Species of flowering plant

Salix pulchra is a species of flowering plant in the willow family, known by the common names diamondleaf willow, tealeaf willow, and thin red willow. It is native to northern North America, where it occurs in Alaska, Yukon, the Northwest Territories, and Nunavut. The species is also found in northern British Columbia, and occurs in Russia.

This willow is an erect, deciduous shrub growing up to 4.6 m tall, but usually remaining smaller, especially in the Arctic and in alpine climates. Along with S. richardsonii and S. alaxensis, it is one of the tallest growing willows in the Canadian Arctic Archipelago. The species is dioecious, with male and female reproductive parts occurring on separate individuals. The inflorescence is a catkin. The catkins grow before the leaves appear in the spring. The leaves are green above and whitish underneath, and hairless.

This plant is a dominant species on the tundra in many areas. It commonly grows with sedges. It may form thickets with other species of willow along waterways and on floodplains. It grows in spruce woodlands and muskegs. It grows above the timberline in interior Alaska, and at the timberline in northern Alaska. It often sprouts and grows after wildfire, and it persists in open habitat.

This species was formerly known as S. planifolia subsp. pulchra, a subspecies of S. planifolia, but has since been treated as a distinct species. The two willow species have overlapping distribution and similar appearance, but can be distinguished by the longer stipules in S. pulchra. In areas where both willows occur, S. pulchra is often found at high elevations. S. pulchra and S. planifolia also form natural hybrids.

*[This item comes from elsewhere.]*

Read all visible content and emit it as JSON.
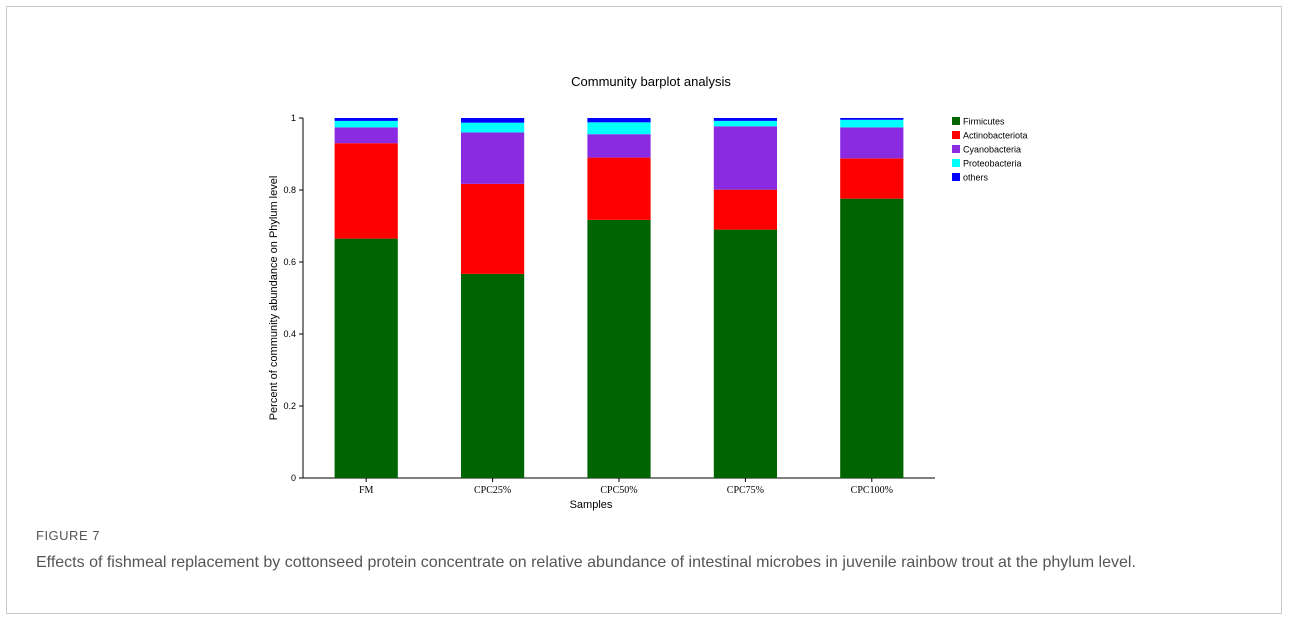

Salix pulchra is one of the least bitter-tasting willows in Alaska, and in the springtime, young leaves may be harvested for human consumption. The leaves and shoots were eaten by the Inuit raw and dried, or stored in seal oil for future use. The leaves were also used to brew tea and make soup. At Nunivak Island, parts of this plant were chewed to treat ailments such as mouth sores and pain. This willow also provides a good source of vitamin C.

Apart from medicinal purposes, Native Americans used parts of willows, including this species, in basket weaving, to make bows and arrows, and for building animal traps.